Investors’ evolving COVID response

According to DeRoche, the markets are no longer just blindly reacting in response to COVID waves. Unlike the beginning of the pandemic when the virus was a true unknown, the world has gained more knowledge and intelligence around it, and are more willing to patiently digest data.

The initial response to the Omicron wave was “extremely muted,” he says, because early data out of South Africa showed it caused less severe symptoms and caused less of an issue among vaccinated individuals. But investors’ concerns grew as the new strain proved to be more communicable and breakthrough infections rose.

“As we look out in 2022, the volatility is more from the large distortions we’ve created in the economy,” DeRoche says, citing prevalent supply-chain issues, record-high inflation, and the large amounts of stimulus injected into the markets. “We're going to have to very delicately manage all of these things, and they're all going to create more uncertainty as we move forward.”

With record-high price increases ripping through the economy, all eyes are on the Federal Reserve. While the Fed has historically kept a handle on inflation via short-term interest rates, DeRoche points out the central bank has also been relying on asset sales and purchases to help provide much-needed stimulus. To those with a constructive view, that means it has two tools at its disposal; to detractors, that’s double the chances of making a policy error.

“You could say they’re slightly above the glide path toward a smooth economic landing, and the concern is that they overcorrect as they try to get back,” he says.

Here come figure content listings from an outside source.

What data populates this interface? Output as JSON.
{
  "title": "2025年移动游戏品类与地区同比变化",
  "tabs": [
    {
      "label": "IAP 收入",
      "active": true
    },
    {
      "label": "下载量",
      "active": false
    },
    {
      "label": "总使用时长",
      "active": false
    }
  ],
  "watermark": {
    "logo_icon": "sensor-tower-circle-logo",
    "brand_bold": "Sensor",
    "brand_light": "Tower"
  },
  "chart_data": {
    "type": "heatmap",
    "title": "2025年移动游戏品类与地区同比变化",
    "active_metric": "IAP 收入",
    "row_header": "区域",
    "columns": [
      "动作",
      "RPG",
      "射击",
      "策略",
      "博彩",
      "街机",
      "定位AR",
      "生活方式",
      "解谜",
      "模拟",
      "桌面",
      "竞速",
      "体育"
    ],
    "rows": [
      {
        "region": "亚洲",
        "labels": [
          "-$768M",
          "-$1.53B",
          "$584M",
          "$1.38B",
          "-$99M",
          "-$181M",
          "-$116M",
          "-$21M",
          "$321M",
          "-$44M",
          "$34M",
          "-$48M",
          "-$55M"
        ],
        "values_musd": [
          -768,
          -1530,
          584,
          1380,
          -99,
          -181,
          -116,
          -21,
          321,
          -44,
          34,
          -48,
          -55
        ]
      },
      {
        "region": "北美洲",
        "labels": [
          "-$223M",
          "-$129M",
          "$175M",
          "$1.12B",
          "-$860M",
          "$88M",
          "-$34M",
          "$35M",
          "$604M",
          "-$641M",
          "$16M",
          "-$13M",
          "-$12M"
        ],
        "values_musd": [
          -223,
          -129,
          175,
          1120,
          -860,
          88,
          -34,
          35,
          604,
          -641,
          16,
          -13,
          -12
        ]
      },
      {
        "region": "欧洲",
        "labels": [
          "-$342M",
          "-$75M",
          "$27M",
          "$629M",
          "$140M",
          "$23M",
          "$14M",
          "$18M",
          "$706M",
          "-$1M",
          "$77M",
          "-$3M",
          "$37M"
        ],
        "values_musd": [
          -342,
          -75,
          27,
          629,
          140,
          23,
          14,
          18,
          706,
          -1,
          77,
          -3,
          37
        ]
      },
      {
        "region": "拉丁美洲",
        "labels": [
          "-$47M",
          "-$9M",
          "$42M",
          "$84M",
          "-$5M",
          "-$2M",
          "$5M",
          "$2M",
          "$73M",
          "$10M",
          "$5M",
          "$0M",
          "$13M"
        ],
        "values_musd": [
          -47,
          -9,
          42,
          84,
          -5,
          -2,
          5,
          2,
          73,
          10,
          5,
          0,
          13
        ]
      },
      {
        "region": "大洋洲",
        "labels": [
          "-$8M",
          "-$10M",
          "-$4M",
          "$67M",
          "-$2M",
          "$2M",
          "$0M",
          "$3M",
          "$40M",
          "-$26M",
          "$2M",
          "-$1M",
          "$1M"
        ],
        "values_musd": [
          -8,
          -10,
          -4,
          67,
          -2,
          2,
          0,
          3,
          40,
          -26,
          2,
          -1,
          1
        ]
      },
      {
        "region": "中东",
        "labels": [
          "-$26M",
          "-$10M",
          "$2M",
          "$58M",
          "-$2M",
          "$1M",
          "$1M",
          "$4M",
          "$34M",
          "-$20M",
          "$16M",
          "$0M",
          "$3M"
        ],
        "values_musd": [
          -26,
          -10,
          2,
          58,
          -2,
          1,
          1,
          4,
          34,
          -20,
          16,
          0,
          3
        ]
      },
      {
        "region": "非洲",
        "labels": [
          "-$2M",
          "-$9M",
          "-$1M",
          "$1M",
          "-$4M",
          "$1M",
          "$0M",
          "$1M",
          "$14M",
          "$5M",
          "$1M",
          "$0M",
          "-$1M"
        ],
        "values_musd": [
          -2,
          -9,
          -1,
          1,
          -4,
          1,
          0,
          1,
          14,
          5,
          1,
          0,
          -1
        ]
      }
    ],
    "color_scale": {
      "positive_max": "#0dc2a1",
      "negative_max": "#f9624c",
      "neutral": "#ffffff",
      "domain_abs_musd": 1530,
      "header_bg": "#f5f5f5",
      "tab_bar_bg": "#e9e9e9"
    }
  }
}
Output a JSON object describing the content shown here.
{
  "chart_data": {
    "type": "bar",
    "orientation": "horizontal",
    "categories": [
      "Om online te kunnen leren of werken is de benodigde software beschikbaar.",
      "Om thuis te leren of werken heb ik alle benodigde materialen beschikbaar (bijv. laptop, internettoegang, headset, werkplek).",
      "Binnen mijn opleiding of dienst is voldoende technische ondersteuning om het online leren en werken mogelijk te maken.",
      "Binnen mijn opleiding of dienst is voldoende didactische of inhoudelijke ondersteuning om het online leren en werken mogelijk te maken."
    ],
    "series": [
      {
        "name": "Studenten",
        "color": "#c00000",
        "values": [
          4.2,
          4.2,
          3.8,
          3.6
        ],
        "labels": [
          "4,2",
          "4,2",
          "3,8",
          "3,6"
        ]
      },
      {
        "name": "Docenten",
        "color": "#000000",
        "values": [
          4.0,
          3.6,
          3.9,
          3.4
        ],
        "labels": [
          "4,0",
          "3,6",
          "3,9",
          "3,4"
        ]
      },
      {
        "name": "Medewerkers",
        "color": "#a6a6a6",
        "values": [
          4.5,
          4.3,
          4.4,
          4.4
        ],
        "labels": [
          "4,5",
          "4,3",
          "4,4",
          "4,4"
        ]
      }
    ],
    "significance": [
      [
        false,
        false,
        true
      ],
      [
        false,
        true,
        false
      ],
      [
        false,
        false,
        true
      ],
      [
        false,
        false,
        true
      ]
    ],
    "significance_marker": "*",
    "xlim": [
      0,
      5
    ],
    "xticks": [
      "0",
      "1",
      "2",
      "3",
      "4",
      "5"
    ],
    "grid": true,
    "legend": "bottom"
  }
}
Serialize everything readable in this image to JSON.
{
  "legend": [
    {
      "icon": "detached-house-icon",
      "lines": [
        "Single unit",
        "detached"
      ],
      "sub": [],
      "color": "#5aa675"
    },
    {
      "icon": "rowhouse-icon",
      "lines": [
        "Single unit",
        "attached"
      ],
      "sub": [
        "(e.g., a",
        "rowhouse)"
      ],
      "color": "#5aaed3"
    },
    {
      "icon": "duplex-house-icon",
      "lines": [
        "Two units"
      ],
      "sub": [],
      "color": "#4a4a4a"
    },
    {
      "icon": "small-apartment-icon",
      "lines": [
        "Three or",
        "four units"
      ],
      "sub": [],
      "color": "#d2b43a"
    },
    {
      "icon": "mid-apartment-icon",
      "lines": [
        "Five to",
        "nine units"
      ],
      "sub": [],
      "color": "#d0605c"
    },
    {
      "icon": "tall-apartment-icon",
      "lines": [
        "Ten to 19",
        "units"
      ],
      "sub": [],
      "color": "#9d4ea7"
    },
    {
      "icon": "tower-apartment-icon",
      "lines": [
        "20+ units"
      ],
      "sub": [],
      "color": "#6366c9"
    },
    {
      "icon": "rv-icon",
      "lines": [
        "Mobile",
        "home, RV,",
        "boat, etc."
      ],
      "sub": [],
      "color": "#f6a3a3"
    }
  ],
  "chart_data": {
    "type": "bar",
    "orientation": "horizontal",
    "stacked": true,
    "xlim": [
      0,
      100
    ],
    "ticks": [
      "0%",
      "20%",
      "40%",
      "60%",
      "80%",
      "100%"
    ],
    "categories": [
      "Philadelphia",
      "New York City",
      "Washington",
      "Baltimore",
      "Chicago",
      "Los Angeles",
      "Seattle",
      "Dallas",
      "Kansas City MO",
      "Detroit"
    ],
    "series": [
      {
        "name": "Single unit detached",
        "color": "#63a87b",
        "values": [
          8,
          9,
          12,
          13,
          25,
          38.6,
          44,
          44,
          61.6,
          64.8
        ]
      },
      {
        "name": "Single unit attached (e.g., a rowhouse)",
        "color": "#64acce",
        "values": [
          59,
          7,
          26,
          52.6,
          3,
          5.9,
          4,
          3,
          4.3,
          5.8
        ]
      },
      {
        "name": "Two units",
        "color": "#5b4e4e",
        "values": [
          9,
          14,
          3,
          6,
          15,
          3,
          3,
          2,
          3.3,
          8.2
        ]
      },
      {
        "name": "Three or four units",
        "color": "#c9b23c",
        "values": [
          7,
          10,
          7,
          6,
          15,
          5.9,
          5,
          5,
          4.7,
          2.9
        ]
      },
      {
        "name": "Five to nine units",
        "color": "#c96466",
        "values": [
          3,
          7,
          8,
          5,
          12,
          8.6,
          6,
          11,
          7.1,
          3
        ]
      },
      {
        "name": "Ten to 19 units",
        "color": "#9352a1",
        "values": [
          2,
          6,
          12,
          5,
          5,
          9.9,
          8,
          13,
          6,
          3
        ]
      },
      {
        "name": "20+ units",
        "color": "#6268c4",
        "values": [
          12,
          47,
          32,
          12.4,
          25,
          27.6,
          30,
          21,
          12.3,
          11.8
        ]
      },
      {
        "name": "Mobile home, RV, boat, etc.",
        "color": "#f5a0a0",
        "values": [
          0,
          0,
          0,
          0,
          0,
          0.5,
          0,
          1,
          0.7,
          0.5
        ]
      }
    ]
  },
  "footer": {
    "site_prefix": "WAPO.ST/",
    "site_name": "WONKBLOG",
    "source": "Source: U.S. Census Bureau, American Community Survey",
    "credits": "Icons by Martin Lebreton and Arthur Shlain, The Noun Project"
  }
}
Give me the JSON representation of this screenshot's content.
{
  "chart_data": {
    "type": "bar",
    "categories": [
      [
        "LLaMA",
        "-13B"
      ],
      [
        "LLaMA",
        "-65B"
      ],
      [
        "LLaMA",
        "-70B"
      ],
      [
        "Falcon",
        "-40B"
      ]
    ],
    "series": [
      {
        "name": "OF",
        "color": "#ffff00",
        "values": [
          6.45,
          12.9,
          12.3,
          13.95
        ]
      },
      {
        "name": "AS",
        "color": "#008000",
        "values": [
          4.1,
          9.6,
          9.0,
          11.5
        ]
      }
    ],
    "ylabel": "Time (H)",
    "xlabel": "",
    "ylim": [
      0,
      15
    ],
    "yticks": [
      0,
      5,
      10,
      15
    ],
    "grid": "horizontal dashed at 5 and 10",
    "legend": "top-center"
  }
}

At the moment, he says AGF doesn’t see a recession happening. But if policymakers aren’t careful, he says there could be a flattening or inverting of the yield curve, which could lead to a recession and a downturn in the equity markets. AGF worries that investors who have traditionally relied on a long-Treasury portfolio to hedge against equity drawdowns could find that protection isn’t there.

“We're encouraging people to rethink what they're using to hedge that equity portfolio,” DeRoche says, noting that QBTL has a record of doing well during market drawdowns. “The high-beta, high-volatility names in its short portfolio tend to have cash flows way out into the future, so they’re higher-duration assets that are likely to get hurt more in a rising-rate environment. So we do think QBTL will continue to do well in this new period of uncertainty.”